On Sunday, November 1, 2009, Digital Edge’s Oracle DBA team received a complaint that one of the Oracle PL/SQL batch jobs was causing an ORA-00600 error. The team performed immediate troubleshooting to see what was going on and detected that their client’s custom program crashed the RAC secondary node. Fortunately, Digital Edge always provisions databases with high availability, which in this case, insured that the entire database did not go down.
PL/SQL batch was running against:
· 2 Node Oracle RAC
· Linux version 2.6.18-92.el5 (Red Hat 4.1.2-41)
· Oracle Database 10g Enterprise Edition Release 10.2.0.4.0 - 64bit
· Accessing EMC san as a shared storage resource.
· RAC also implements multiple services for load balancing and failover.
Once Digital Edge found the problem and tried to recover, they noticed there was an issue, the instances that were supposed to be running on the node did not start.
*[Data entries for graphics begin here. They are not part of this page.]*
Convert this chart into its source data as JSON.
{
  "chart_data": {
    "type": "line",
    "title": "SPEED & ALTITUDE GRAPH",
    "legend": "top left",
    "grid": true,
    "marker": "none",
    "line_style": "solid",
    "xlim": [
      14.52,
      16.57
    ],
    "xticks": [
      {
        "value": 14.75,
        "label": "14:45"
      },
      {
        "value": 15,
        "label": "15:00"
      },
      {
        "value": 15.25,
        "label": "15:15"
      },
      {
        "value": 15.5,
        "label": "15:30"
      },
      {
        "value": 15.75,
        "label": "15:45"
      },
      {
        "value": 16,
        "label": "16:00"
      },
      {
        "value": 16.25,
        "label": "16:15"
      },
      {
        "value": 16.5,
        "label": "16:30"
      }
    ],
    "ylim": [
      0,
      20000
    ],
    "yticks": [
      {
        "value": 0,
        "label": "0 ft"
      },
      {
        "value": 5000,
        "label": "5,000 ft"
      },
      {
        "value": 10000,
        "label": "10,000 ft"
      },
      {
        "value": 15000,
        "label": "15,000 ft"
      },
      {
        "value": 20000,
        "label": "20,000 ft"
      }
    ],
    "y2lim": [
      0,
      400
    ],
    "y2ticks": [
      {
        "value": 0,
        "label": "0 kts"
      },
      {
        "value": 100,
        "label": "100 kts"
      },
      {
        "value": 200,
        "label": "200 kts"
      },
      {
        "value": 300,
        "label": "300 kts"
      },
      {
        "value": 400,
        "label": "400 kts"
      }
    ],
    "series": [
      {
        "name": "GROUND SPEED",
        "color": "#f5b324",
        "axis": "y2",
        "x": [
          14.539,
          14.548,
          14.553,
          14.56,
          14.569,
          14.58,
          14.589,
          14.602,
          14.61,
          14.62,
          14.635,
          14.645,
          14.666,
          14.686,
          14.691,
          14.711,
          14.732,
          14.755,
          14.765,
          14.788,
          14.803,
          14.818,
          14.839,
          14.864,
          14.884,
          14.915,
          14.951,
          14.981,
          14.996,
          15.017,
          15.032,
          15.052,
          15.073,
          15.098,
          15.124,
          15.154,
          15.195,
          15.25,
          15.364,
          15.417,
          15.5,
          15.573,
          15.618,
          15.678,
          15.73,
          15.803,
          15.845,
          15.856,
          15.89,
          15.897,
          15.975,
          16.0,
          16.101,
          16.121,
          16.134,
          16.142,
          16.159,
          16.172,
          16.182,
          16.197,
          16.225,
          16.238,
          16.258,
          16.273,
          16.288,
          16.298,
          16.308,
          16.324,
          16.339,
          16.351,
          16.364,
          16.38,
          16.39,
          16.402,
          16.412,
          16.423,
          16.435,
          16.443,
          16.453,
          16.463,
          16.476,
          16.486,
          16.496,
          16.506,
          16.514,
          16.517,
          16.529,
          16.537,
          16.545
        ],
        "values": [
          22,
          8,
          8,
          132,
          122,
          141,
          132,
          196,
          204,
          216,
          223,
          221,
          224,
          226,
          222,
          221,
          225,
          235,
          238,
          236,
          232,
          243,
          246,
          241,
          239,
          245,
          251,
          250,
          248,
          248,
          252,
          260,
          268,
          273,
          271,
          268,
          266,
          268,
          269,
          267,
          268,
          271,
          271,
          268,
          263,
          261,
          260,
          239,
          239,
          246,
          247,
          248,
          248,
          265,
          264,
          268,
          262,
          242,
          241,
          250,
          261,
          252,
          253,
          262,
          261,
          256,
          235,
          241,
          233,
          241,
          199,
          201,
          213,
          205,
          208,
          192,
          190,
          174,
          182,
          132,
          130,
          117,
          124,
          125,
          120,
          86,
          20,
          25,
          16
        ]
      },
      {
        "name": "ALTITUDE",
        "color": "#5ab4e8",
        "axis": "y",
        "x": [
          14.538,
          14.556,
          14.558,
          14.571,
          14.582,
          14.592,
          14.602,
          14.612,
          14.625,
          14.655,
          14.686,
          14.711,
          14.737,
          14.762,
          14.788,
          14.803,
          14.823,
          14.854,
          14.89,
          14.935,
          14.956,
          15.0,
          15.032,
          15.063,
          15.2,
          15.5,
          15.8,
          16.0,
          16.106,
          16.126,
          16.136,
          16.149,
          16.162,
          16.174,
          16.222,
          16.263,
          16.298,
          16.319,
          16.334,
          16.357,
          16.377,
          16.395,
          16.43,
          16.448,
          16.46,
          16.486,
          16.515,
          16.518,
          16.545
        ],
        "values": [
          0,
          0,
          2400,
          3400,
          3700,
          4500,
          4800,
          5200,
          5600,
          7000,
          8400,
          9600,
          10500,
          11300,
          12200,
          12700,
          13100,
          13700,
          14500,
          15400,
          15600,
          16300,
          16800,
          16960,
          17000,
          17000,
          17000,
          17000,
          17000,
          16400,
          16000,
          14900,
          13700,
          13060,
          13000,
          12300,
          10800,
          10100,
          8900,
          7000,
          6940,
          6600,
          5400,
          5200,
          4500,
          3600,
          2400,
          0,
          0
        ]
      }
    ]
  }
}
The attempt to start service on the node produced an error:
· $ srvctl start service -d DB_NAME -s SERVICE_NAME -i INSTANCE_NAME
· PRKP-1030 : Failed to start the service S01.
· CRS-0215: Could not start resource 'ora.DB_NAME.SERVICE_NAME.INSTANCE_NAME.srv'
However, after reviewing the RAC log file, we figured out a reason for the failure:
· 2009-11-01 06:59:58.350: [ RACG] [ora.SDPRD_SI1
· .SDPRD2.inst]: ORA-44305: service SDPRD_SI1 is running
· ORA-06512: at "SYS.DBMS_SYS_ERROR", line 86
· ORA-06512: at "SYS.DBMS_SERVICE", line 444
· ORA-06512: at "SYS.DBMS_SERVICE", line 365
· ORA-06512: at line 1
So we figured out that RAC was thinking that the service was already started. So to force a service shutdown we used:
· exec DBMS_SERVICE.STOP_SERVICE('SERVICE_NAME', 'INSTANCE_NAME')
After forcing the shutdown, the service started working normal.